We also provide a number of quaternion-valued layers to implement quaternion neural networks:

In [33]:
from torch import nn
from htorch.layers import QLinear

In [34]:
# Simple model with two quaternion-valued dense layers, and a split ReLU (ReLU applied on each component separately)
model = nn.Sequential(
    QLinear(4, 20, bias=True),
    nn.ReLU(),
    QLinear(20, 1)
)

In [35]:
x = quaternion.QuaternionTensor(torch.rand(2, 4, 4))
print(model(x))

real part: tensor([[-0.4290],
        [-0.2291]], grad_fn=<SliceBackward>)
imaginary part (i): tensor([[-0.1713],
        [-0.2433]], grad_fn=<SliceBackward>)
imaginary part (j): tensor([[-0.2839],
        [-0.2001]], grad_fn=<SliceBackward>)
imaginary part (k): tensor([[-0.0769],
        [ 0.0332]], grad_fn=<SliceBackward>)

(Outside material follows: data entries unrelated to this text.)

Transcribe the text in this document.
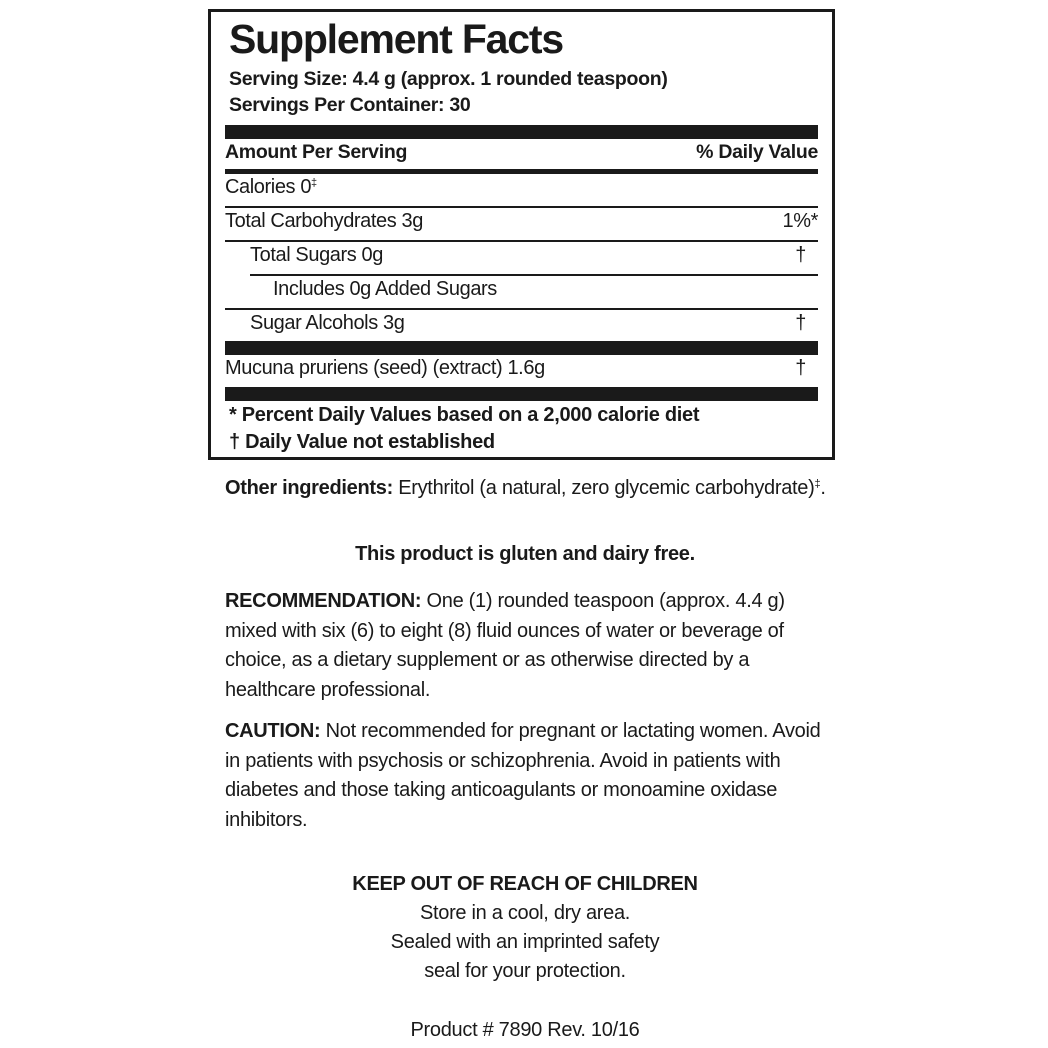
Supplement Facts
Serving Size: 4.4 g (approx. 1 rounded teaspoon)
Servings Per Container: 30
Amount Per Serving	% Daily Value
Calories 0‡
Total Carbohydrates 3g	1%*
Total Sugars 0g	†
Includes 0g Added Sugars
Sugar Alcohols 3g	†
Mucuna pruriens (seed) (extract) 1.6g	†
* Percent Daily Values based on a 2,000 calorie diet
† Daily Value not established
Other ingredients: Erythritol (a natural, zero glycemic carbohydrate)‡.
This product is gluten and dairy free.
RECOMMENDATION: One (1) rounded teaspoon (approx. 4.4 g) mixed with six (6) to eight (8) fluid ounces of water or beverage of choice, as a dietary supplement or as otherwise directed by a healthcare professional.
CAUTION: Not recommended for pregnant or lactating women. Avoid in patients with psychosis or schizophrenia. Avoid in patients with diabetes and those taking anticoagulants or monoamine oxidase inhibitors.
KEEP OUT OF REACH OF CHILDREN
Store in a cool, dry area.
Sealed with an imprinted safety
seal for your protection.
Product # 7890 Rev. 10/16
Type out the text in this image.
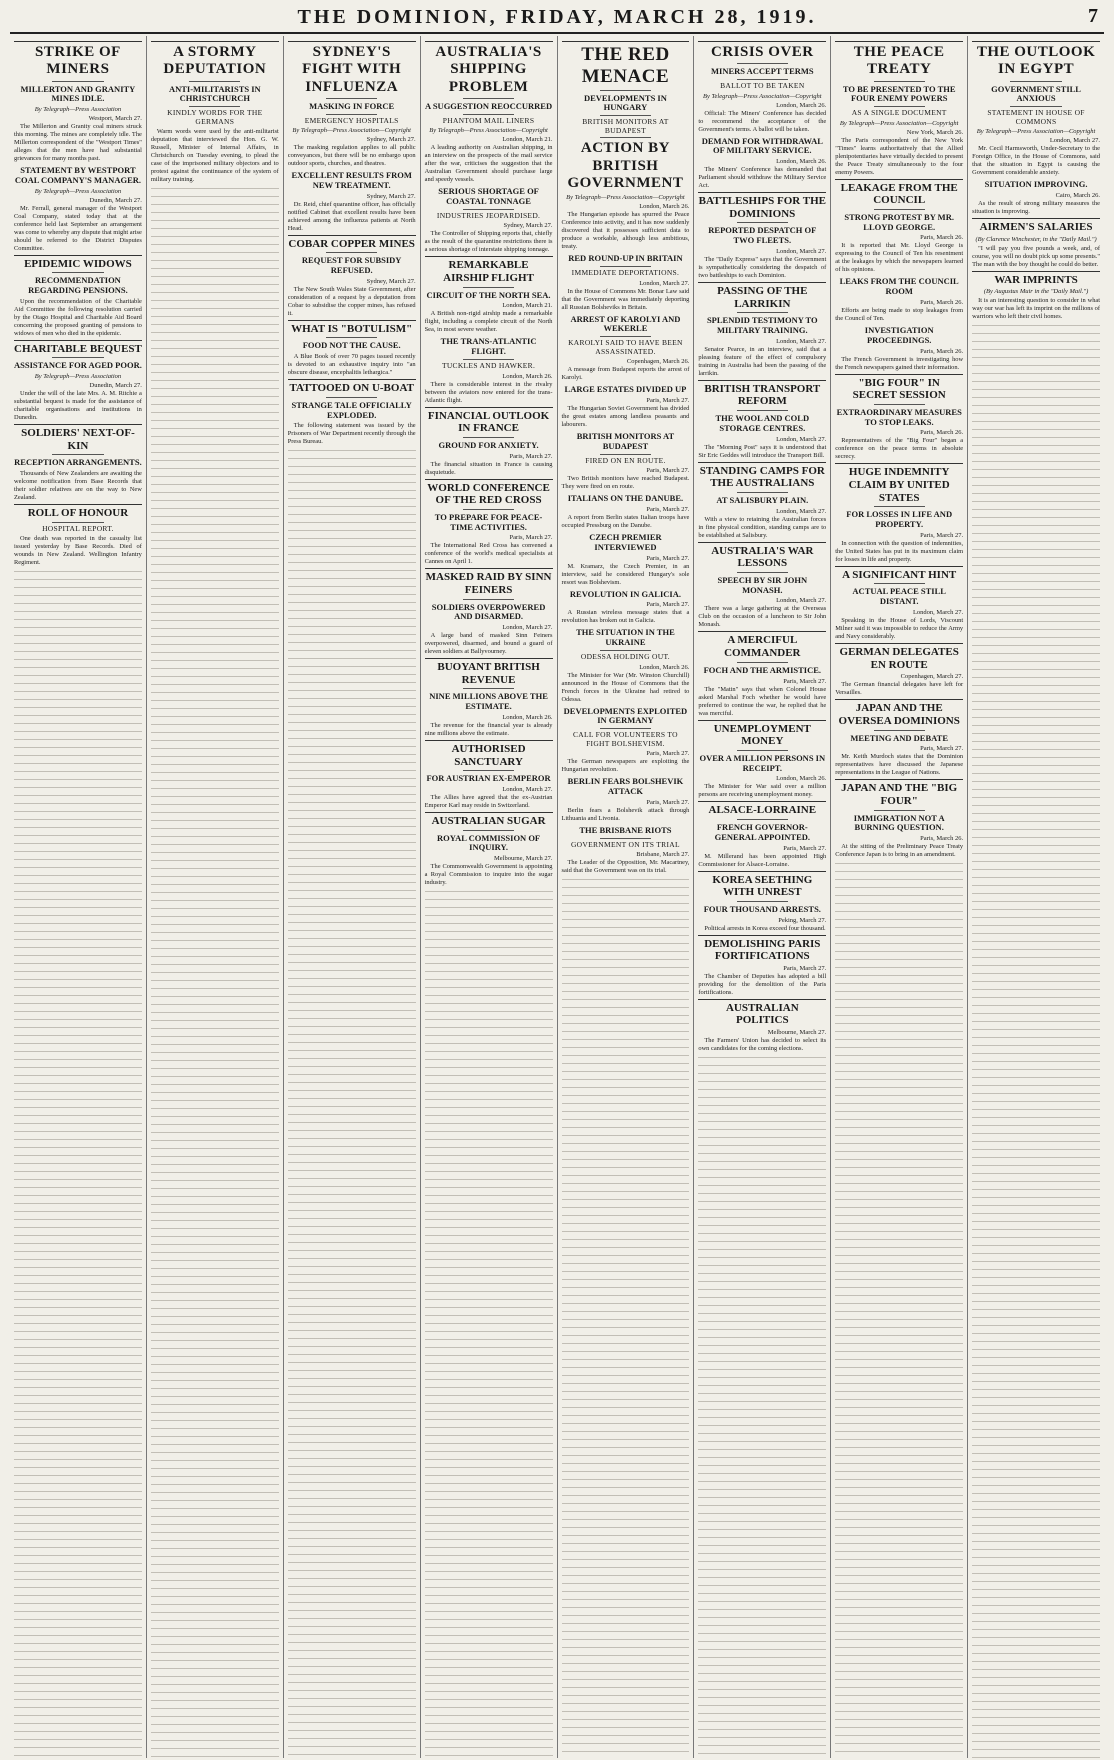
THE DOMINION, FRIDAY, MARCH 28, 1919.	7
STRIKE OF MINERS
MILLERTON AND GRANITY MINES IDLE.
By Telegraph—Press Association
Westport, March 27.

The Millerton and Granity coal miners struck this morning. The mines are completely idle. The Millerton correspondent of the "Westport Times" alleges that the men have had substantial grievances for many months past.

STATEMENT BY WESTPORT COAL COMPANY'S MANAGER.
By Telegraph—Press Association
Dunedin, March 27.

Mr. Ferrall, general manager of the Westport Coal Company, stated today that at the conference held last September an arrangement was come to whereby any dispute that might arise should be referred to the District Disputes Committee.

EPIDEMIC WIDOWS
RECOMMENDATION REGARDING PENSIONS.

Upon the recommendation of the Charitable Aid Committee the following resolution carried by the Otago Hospital and Charitable Aid Board concerning the proposed granting of pensions to widows of men who died in the epidemic.

CHARITABLE BEQUEST
ASSISTANCE FOR AGED POOR.
By Telegraph—Press Association
Dunedin, March 27.

Under the will of the late Mrs. A. M. Ritchie a substantial bequest is made for the assistance of charitable organisations and institutions in Dunedin.

SOLDIERS' NEXT-OF-KIN
RECEPTION ARRANGEMENTS.

Thousands of New Zealanders are awaiting the welcome notification from Base Records that their soldier relatives are on the way to New Zealand.

ROLL OF HONOUR
HOSPITAL REPORT.

One death was reported in the casualty list issued yesterday by Base Records. Died of wounds in New Zealand. Wellington Infantry Regiment.

A STORMY DEPUTATION
ANTI-MILITARISTS IN CHRISTCHURCH
KINDLY WORDS FOR THE GERMANS

Warm words were used by the anti-militarist deputation that interviewed the Hon. G. W. Russell, Minister of Internal Affairs, in Christchurch on Tuesday evening, to plead the case of the imprisoned military objectors and to protest against the continuance of the system of military training.

SYDNEY'S FIGHT WITH INFLUENZA
MASKING IN FORCE
EMERGENCY HOSPITALS
By Telegraph—Press Association—Copyright
Sydney, March 27.

The masking regulation applies to all public conveyances, but there will be no embargo upon outdoor sports, churches, and theatres.

EXCELLENT RESULTS FROM NEW TREATMENT.
Sydney, March 27.

Dr. Reid, chief quarantine officer, has officially notified Cabinet that excellent results have been achieved among the influenza patients at North Head.

COBAR COPPER MINES
REQUEST FOR SUBSIDY REFUSED.
Sydney, March 27.

The New South Wales State Government, after consideration of a request by a deputation from Cobar to subsidise the copper mines, has refused it.

WHAT IS "BOTULISM"
FOOD NOT THE CAUSE.

A Blue Book of over 70 pages issued recently is devoted to an exhaustive inquiry into "an obscure disease, encephalitis lethargica."

TATTOOED ON U-BOAT
STRANGE TALE OFFICIALLY EXPLODED.

The following statement was issued by the Prisoners of War Department recently through the Press Bureau.

AUSTRALIA'S SHIPPING PROBLEM
A SUGGESTION REOCCURRED
PHANTOM MAIL LINERS
By Telegraph—Press Association—Copyright
London, March 21.

A leading authority on Australian shipping, in an interview on the prospects of the mail service after the war, criticises the suggestion that the Australian Government should purchase large and speedy vessels.

SERIOUS SHORTAGE OF COASTAL TONNAGE
INDUSTRIES JEOPARDISED.
Sydney, March 27.

The Controller of Shipping reports that, chiefly as the result of the quarantine restrictions there is a serious shortage of interstate shipping tonnage.

REMARKABLE AIRSHIP FLIGHT
CIRCUIT OF THE NORTH SEA.
London, March 21.

A British non-rigid airship made a remarkable flight, including a complete circuit of the North Sea, in most severe weather.

THE TRANS-ATLANTIC FLIGHT.
TUCKLES AND HAWKER.
London, March 26.

There is considerable interest in the rivalry between the aviators now entered for the trans-Atlantic flight.

FINANCIAL OUTLOOK IN FRANCE
GROUND FOR ANXIETY.
Paris, March 27.

The financial situation in France is causing disquietude.

WORLD CONFERENCE OF THE RED CROSS
TO PREPARE FOR PEACE-TIME ACTIVITIES.
Paris, March 27.

The International Red Cross has convened a conference of the world's medical specialists at Cannes on April 1.

MASKED RAID BY SINN FEINERS
SOLDIERS OVERPOWERED AND DISARMED.
London, March 27.

A large band of masked Sinn Feiners overpowered, disarmed, and bound a guard of eleven soldiers at Ballyvourney.

BUOYANT BRITISH REVENUE
NINE MILLIONS ABOVE THE ESTIMATE.
London, March 26.

The revenue for the financial year is already nine millions above the estimate.

AUTHORISED SANCTUARY
FOR AUSTRIAN EX-EMPEROR
London, March 27.

The Allies have agreed that the ex-Austrian Emperor Karl may reside in Switzerland.

AUSTRALIAN SUGAR
ROYAL COMMISSION OF INQUIRY.
Melbourne, March 27.

The Commonwealth Government is appointing a Royal Commission to inquire into the sugar industry.

THE RED MENACE
DEVELOPMENTS IN HUNGARY
BRITISH MONITORS AT BUDAPEST
ACTION BY BRITISH GOVERNMENT
By Telegraph—Press Association—Copyright
London, March 26.

The Hungarian episode has spurred the Peace Conference into activity, and it has now suddenly discovered that it possesses sufficient data to produce a workable, although less ambitious, treaty.

RED ROUND-UP IN BRITAIN
IMMEDIATE DEPORTATIONS.
London, March 27.

In the House of Commons Mr. Bonar Law said that the Government was immediately deporting all Russian Bolsheviks in Britain.

ARREST OF KAROLYI AND WEKERLE
KAROLYI SAID TO HAVE BEEN ASSASSINATED.
Copenhagen, March 26.

A message from Budapest reports the arrest of Karolyi.

LARGE ESTATES DIVIDED UP
Paris, March 27.

The Hungarian Soviet Government has divided the great estates among landless peasants and labourers.

BRITISH MONITORS AT BUDAPEST
FIRED ON EN ROUTE.
Paris, March 27.

Two British monitors have reached Budapest. They were fired on en route.

ITALIANS ON THE DANUBE.
Paris, March 27.

A report from Berlin states Italian troops have occupied Pressburg on the Danube.

CZECH PREMIER INTERVIEWED
Paris, March 27.

M. Kramarz, the Czech Premier, in an interview, said he considered Hungary's sole resort was Bolshevism.

REVOLUTION IN GALICIA.
Paris, March 27.

A Russian wireless message states that a revolution has broken out in Galicia.

THE SITUATION IN THE UKRAINE
ODESSA HOLDING OUT.
London, March 26.

The Minister for War (Mr. Winston Churchill) announced in the House of Commons that the French forces in the Ukraine had retired to Odessa.

DEVELOPMENTS EXPLOITED IN GERMANY
CALL FOR VOLUNTEERS TO FIGHT BOLSHEVISM.
Paris, March 27.

The German newspapers are exploiting the Hungarian revolution.

BERLIN FEARS BOLSHEVIK ATTACK
Paris, March 27.

Berlin fears a Bolshevik attack through Lithuania and Livonia.

THE BRISBANE RIOTS
GOVERNMENT ON ITS TRIAL
Brisbane, March 27.

The Leader of the Opposition, Mr. Macartney, said that the Government was on its trial.

CRISIS OVER
MINERS ACCEPT TERMS
BALLOT TO BE TAKEN
By Telegraph—Press Association—Copyright
London, March 26.

Official: The Miners' Conference has decided to recommend the acceptance of the Government's terms. A ballot will be taken.

DEMAND FOR WITHDRAWAL OF MILITARY SERVICE.
London, March 26.

The Miners' Conference has demanded that Parliament should withdraw the Military Service Act.

BATTLESHIPS FOR THE DOMINIONS
REPORTED DESPATCH OF TWO FLEETS.
London, March 27.

The "Daily Express" says that the Government is sympathetically considering the despatch of two battleships to each Dominion.

PASSING OF THE LARRIKIN
SPLENDID TESTIMONY TO MILITARY TRAINING.
London, March 27.

Senator Pearce, in an interview, said that a pleasing feature of the effect of compulsory training in Australia had been the passing of the larrikin.

BRITISH TRANSPORT REFORM
THE WOOL AND COLD STORAGE CENTRES.
London, March 27.

The "Morning Post" says it is understood that Sir Eric Geddes will introduce the Transport Bill.

STANDING CAMPS FOR THE AUSTRALIANS
AT SALISBURY PLAIN.
London, March 27.

With a view to retaining the Australian forces in fine physical condition, standing camps are to be established at Salisbury.

AUSTRALIA'S WAR LESSONS
SPEECH BY SIR JOHN MONASH.
London, March 27.

There was a large gathering at the Overseas Club on the occasion of a luncheon to Sir John Monash.

A MERCIFUL COMMANDER
FOCH AND THE ARMISTICE.
Paris, March 27.

The "Matin" says that when Colonel House asked Marshal Foch whether he would have preferred to continue the war, he replied that he was merciful.

UNEMPLOYMENT MONEY
OVER A MILLION PERSONS IN RECEIPT.
London, March 26.

The Minister for War said over a million persons are receiving unemployment money.

ALSACE-LORRAINE
FRENCH GOVERNOR-GENERAL APPOINTED.
Paris, March 27.

M. Millerand has been appointed High Commissioner for Alsace-Lorraine.

KOREA SEETHING WITH UNREST
FOUR THOUSAND ARRESTS.
Peking, March 27.

Political arrests in Korea exceed four thousand.

DEMOLISHING PARIS FORTIFICATIONS
Paris, March 27.

The Chamber of Deputies has adopted a bill providing for the demolition of the Paris fortifications.

AUSTRALIAN POLITICS
Melbourne, March 27.

The Farmers' Union has decided to select its own candidates for the coming elections.

THE PEACE TREATY
TO BE PRESENTED TO THE FOUR ENEMY POWERS
AS A SINGLE DOCUMENT
By Telegraph—Press Association—Copyright
New York, March 26.

The Paris correspondent of the New York "Times" learns authoritatively that the Allied plenipotentiaries have virtually decided to present the Peace Treaty simultaneously to the four enemy Powers.

LEAKAGE FROM THE COUNCIL
STRONG PROTEST BY MR. LLOYD GEORGE.
Paris, March 26.

It is reported that Mr. Lloyd George is expressing to the Council of Ten his resentment at the leakages by which the newspapers learned of his opinions.

LEAKS FROM THE COUNCIL ROOM
Paris, March 26.

Efforts are being made to stop leakages from the Council of Ten.

INVESTIGATION PROCEEDINGS.
Paris, March 26.

The French Government is investigating how the French newspapers gained their information.

"BIG FOUR" IN SECRET SESSION
EXTRAORDINARY MEASURES TO STOP LEAKS.
Paris, March 26.

Representatives of the "Big Four" began a conference on the peace terms in absolute secrecy.

HUGE INDEMNITY CLAIM BY UNITED STATES
FOR LOSSES IN LIFE AND PROPERTY.
Paris, March 27.

In connection with the question of indemnities, the United States has put in its maximum claim for losses in life and property.

A SIGNIFICANT HINT
ACTUAL PEACE STILL DISTANT.
London, March 27.

Speaking in the House of Lords, Viscount Milner said it was impossible to reduce the Army and Navy considerably.

GERMAN DELEGATES EN ROUTE
Copenhagen, March 27.

The German financial delegates have left for Versailles.

JAPAN AND THE OVERSEA DOMINIONS
MEETING AND DEBATE
Paris, March 27.

Mr. Keith Murdoch states that the Dominion representatives have discussed the Japanese representations in the League of Nations.

JAPAN AND THE "BIG FOUR"
IMMIGRATION NOT A BURNING QUESTION.
Paris, March 26.

At the sitting of the Preliminary Peace Treaty Conference Japan is to bring in an amendment.

THE OUTLOOK IN EGYPT
GOVERNMENT STILL ANXIOUS
STATEMENT IN HOUSE OF COMMONS
By Telegraph—Press Association—Copyright
London, March 27.

Mr. Cecil Harmsworth, Under-Secretary to the Foreign Office, in the House of Commons, said that the situation in Egypt is causing the Government considerable anxiety.

SITUATION IMPROVING.
Cairo, March 26.

As the result of strong military measures the situation is improving.

AIRMEN'S SALARIES
(By Clarence Winchester, in the "Daily Mail.")

"I will pay you five pounds a week, and, of course, you will no doubt pick up some presents." The man with the boy thought he could do better.

WAR IMPRINTS
(By Augustus Muir in the "Daily Mail.")

It is an interesting question to consider in what way our war has left its imprint on the millions of warriors who left their civil homes.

We also provide layers to easily integrate quaternion-valued and real-valued blocks:

In [36]:
from htorch.layers import QuaternionToReal
from torch.nn import Softmax

In [39]:
model = nn.Sequential(
    QLinear(4, 10),
    QuaternionToReal(10), # Take the absolute value of each output
    Softmax(1)
)

In [40]:
model(x).shape

torch.Size([2, 10])

See [notebooks/training.ipynb] for an example of a full training.